No se cansará de esperarte, aquel que no se canse de mirarte.

lunes, 7 de noviembre de 2011

Un vagabundo

Madrid se acuesta despejado. Algunas estrellas asoman entre las nubes y la calle resuena con el golpear de mis botas. El frío me cala los huesos y me despeja mientras deambulo sin rumbo fijo. Después de un domingo cualquiera apuro los últimos resoplos de otro fin de semana que se va. Las calles están vacías y los bares llenos. Me alejo de mi casa sin rumbo fijo, atravesando un parque que me resulta familiar. Sigo en el barrio: en la parte baja de mi barrio.

Mañana se presenta duro. Pasado infernal. Los recortes de personal y el nuevo accionista mayoritario hacen del cierre de este mes un cierre especialmente complicado. El miércoles una tregua y más de lo mismo jueves y viernes. Llego a un supermercado 24 h. Giro a la derecha.

Repaso un fin de semana un tanto particular. Intenso. Cargado de actividades, emociones y presentaciones. El primer fin de semana en Madrid después de dos semanas. Todavía no ha acabado. No quiero que acabe. Lo he exprimido hasta la última gota pero necesito más.

Una calle con farolas encendidas. Coches a ambos lados. Los unos junto a chalets, los otros junto a un bloque de apartamentos bien conocido. ¿Qué me ha llevado hasta aquí? Mientras una pareja pasea abrazada junto a mí, llego a un garaje.

El frío parece remitir. Entro en el garaje sin saber cómo he salido a pasear con la llave de ese garaje. No son las nueve todavía. Algo tarde. Muy tarde para algunas cosas. Con una bandera blanca subo a un tercer piso. Ante la puerta dudo. Oigo risas dentro. Espero, escucho y dudo.

Llega el vecino del A. Me saluda y me pregunta cómo va todo. Le digo que bien, que si le ha tocado guardia en la comisaría. Asiente. No encuentra las llaves y yo sigo frente a la otra puerta. Solo tengo una alternativa. Toco el timbre. Las risas cesan y suenan unos pasos. El vecino por fin entra en casa.

Una cara familiar se asoma por la puerta. Muestra sorpresa. No desagrado. Me deja pasar y se va al fondo. La casa está caliente y en el baño se oyen chapoteos. Cierro la puerta y la sigo. Al entrar en el baño se desata un estallido de risas, gritos y sonrisas. La cara familiar muestra cierto desagrado. Tras un frío saludo, le ayudo con una toalla mientras el chapoteo termina con media bañera vacía.

Pañales, biberones y cunas. Antes de las diez me enfrento a la pregunta de por qué he ido. Me disculpo por no avisar y le miro a la cara. No tengo que decir más. Me comenta que en la nevera hay un poco de embutido y unos yogures.
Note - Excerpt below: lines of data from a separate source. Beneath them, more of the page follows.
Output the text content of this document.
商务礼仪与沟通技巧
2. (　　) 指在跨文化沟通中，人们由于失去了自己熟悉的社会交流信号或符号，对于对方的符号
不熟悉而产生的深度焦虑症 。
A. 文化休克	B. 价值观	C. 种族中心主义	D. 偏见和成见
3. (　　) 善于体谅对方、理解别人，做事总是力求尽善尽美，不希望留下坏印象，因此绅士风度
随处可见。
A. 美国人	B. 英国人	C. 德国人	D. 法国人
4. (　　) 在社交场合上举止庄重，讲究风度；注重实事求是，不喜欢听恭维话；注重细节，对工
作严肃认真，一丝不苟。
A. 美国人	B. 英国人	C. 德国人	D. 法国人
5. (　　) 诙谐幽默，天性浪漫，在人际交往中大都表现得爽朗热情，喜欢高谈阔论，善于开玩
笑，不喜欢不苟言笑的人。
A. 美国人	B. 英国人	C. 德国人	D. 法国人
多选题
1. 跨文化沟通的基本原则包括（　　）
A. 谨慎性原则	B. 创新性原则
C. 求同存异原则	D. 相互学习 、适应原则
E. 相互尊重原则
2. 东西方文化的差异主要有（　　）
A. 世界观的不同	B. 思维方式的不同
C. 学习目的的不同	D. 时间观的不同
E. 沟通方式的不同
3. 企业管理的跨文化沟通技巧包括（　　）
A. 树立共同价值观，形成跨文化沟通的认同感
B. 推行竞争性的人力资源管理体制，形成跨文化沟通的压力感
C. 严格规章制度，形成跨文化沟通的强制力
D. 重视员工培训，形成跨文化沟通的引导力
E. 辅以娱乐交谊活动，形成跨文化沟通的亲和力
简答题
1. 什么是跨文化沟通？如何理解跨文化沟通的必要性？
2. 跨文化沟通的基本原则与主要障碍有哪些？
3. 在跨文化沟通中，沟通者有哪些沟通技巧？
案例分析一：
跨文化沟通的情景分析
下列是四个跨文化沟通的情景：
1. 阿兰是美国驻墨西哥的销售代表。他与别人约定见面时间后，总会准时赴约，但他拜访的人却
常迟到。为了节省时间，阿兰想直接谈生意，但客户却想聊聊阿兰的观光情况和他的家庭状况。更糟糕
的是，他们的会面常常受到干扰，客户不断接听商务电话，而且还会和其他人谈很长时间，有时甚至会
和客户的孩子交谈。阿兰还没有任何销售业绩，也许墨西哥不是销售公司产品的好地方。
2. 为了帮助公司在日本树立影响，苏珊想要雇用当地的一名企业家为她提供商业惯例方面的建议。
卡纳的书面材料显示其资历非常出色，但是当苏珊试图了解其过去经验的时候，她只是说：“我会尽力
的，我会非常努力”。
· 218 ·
Le comento si también tiene un sillón. Se le escapa un atisbo de duda, que pasa casi inadvertido. Sin embargo lo veo. Vuelvo a disculparme y una lágrima recorre mi mejilla. - Siempre disculpándote sin hacer nada por evitarlo – me increpa.

Ceno algo sin apetito y recojo los platos. Ella no toma nada. Nos sentamos y hablamos de tonterías. Del día. De la niña. De lo bueno y de lo malo. De la semana que se aproxima y de los errores cometidos. No hay rencor, tampoco nada más. Ella madruga. Mucho. Me da una manta y me dice que mañana apague la calefacción al irme. De la pequeña se ocupa ella.

Se va. Recuerdo por qué la he querido y revivo por qué me fui. El salón está caldeado, pero una frialdad de fondo me hace estremecer. En la librería hay tres huecos vacíos. El cuarto está dentro de mí.

En la televisión están poniendo otro partido de fútbol. Ya no sé cuantos van. Películas empezadas, programas terminando. Es muy tarde, pero oigo la televisión del dormitorio y un nudo se me aprieta en el estómago. Me levanto sin hacer ruido. Camino sin encender las luces. Conozco de memoria la casa. Bajo una puerta asoma la luz de una televisión. Entro en la habitación. Ella está despierta en el lado izquierdo de la cama y asiente. Me voy al derecho. Me meto. La abrazo y me duermo. Los problemas se difuminan con su abrazo mientras mi musa se acerca en sueños a mi rescate. Ella siempre acude.

Una alarma me roba mi sueño. Me despierta. Me trae a la normalidad. Son las 8:00. La cama está congelada desde hace dos horas. Tengo el tiempo justo para llegar a casa, arreglarme y a la oficina. Hago la cama, apago la calefacción y me voy. Sé que no volveré a esa cama. No ya más. Todos erramos, pero un día muy duro me espera por delante como para pensar ahora en esto.